Assessing Uniform Memory Access Performance on AMD's Turin

Understanding how uniform memory access (UMA) functions in modern server architectures

As hardware interconnects grow increasingly complex and non-uniform, evaluating the efficiency of UMA becomes essential. Non-Uniform Memory Access (NUMA) allows hardware to expose explicit associations between cores and memory controllers to optimize performance. Traditionally, NUMA nodes align with individual socket boundaries, but recent server chips can subdivide a socket into multiple NUMA nodes, reflecting the complexity of non-uniform interconnects. AMD labels their NUMA modes with the NPS (Nodes Per Socket) designation.

The NPS0 mode is an exception, offering a different approach. Instead of subdividing a socket into multiple nodes, NPS0 presents a dual-socket system as a single unified resource. It evenly distributes memory access across all available memory controllers, providing a uniform memory access experience similar to that of desktop systems. Since optimizing NUMA configurations involves significant effort—requiring programmers to assign memory allocations to specific nodes and minimize cross-node traffic—NPS0 offers a simplified alternative. However, this simplification means that each code vertex might be limited by the core count, bandwidth, or capacity of its designated node, potentially constraining scalability.

A recent analysis using AMD’s EPYC 9005 Series architecture offers insights into how a cutting-edge server behaves under NPS0 mode, which reveals a setup with 24 memory controllers providing uniform memory access. Testing showed that DRAM latency increased dramatically, rising above 220 nanoseconds in NPS0 mode—about a 90-nanosecond penalty compared to NPS1 mode or older systems like dual socket Broadwell, which had latency around 75.8 to 104.6 nanoseconds depending on configuration.

While NPS0 offers bandwidth advantages—thanks to the increased number of memory controllers—these benefits do not translate into lower latency unless memory bandwidth approaches 400 GB/s. During tests with mixed workloads, the EPYC 9575F struggled; latency-sensitive threads were delayed by bandwidth-heavy ones. Achieving high bandwidth (up to 479 GB/s in linear read tests) was possible when threads operated sequentially, but concurrent loads impacted overall throughput.

Per-CCD (Core Complex Die) bandwidth remains relatively unaffected by the mode change because both NPS0 and NPS1 use GMI-Wide links, which offer 64 bytes per cycle at the Infinity Fabric clock. This results in substantial bandwidth to each CCD—more than comparable GMI-Narrow configurations, which typically deliver less than 64 GB/s.

Performance in CPU-bound workloads, like those measured by SPEC CPU2017, remains promising despite higher memory latency. The EPYC 9575F, running at 5 GHz, mitigates some latency penalties with high clock speeds. Overall, the impact of UMA on single-threaded tasks is context-dependent; bandwidth-heavy scenarios reveal the limitations of uniform access, but the CPU’s performance benefits from high core counts and clock speeds.

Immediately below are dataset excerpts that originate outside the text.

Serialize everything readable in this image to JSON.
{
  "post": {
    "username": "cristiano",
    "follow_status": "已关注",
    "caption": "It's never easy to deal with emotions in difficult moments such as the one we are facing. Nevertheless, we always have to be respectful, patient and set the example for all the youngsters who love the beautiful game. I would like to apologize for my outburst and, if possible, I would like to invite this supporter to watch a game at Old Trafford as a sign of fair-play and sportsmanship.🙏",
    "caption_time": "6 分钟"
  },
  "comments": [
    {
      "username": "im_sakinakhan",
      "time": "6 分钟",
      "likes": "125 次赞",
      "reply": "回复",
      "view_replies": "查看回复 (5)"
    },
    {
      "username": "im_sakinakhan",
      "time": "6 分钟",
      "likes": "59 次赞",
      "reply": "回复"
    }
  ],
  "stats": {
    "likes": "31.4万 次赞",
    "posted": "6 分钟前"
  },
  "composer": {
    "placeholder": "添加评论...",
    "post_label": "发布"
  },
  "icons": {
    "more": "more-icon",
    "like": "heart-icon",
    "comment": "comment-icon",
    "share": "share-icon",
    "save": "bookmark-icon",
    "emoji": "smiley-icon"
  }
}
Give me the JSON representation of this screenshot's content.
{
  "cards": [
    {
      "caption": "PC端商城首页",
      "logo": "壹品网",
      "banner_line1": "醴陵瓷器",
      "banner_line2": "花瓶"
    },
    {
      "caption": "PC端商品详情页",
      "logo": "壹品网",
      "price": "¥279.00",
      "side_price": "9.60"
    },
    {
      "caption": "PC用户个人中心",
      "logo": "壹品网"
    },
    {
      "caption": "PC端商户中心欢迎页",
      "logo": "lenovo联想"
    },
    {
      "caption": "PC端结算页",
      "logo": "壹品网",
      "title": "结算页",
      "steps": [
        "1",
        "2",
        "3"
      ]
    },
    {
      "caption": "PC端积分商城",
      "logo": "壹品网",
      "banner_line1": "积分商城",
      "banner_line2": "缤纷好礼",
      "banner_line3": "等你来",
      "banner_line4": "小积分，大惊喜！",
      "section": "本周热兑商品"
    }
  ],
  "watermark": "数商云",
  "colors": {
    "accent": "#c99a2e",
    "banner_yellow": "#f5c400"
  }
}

In conclusion, while uniform memory access modes provide a simplified and balanced approach, they come with latency costs that can affect performance in latency-sensitive applications. The choice between UMA and NUMA configurations depends on workload characteristics and system design priorities.

Frequently Asked Questions (FAQs):

Q: What is uniform memory access (UMA) in modern servers?
A: UMA is a memory architecture where all processors have equal access latency and bandwidth to all memory locations, simplifying programming and application scaling.

Q: Why does NPS0 mode provide uniform memory access?
A: NPS0 treats a dual socket system as a single resource, evenly distributing memory access across all controllers, reducing the complexity of NUMA tuning.

Q: What are the performance trade-offs of using UMA?
A: UMA simplifies programming but incurs higher latency, especially under memory-intensive workloads, which can impact single-threaded performance.

Q: How does memory latency affect server workloads?
A: Increased latency can slow down applications that rely on frequent memory access, especially those that are single-threaded or sensitive to delays.

Q: Is uniform memory access suitable for all workloads?
A: No; workloads with high bandwidth demands might benefit from UMA, but latency-sensitive tasks may perform better under NUMA configurations with optimized local memory access.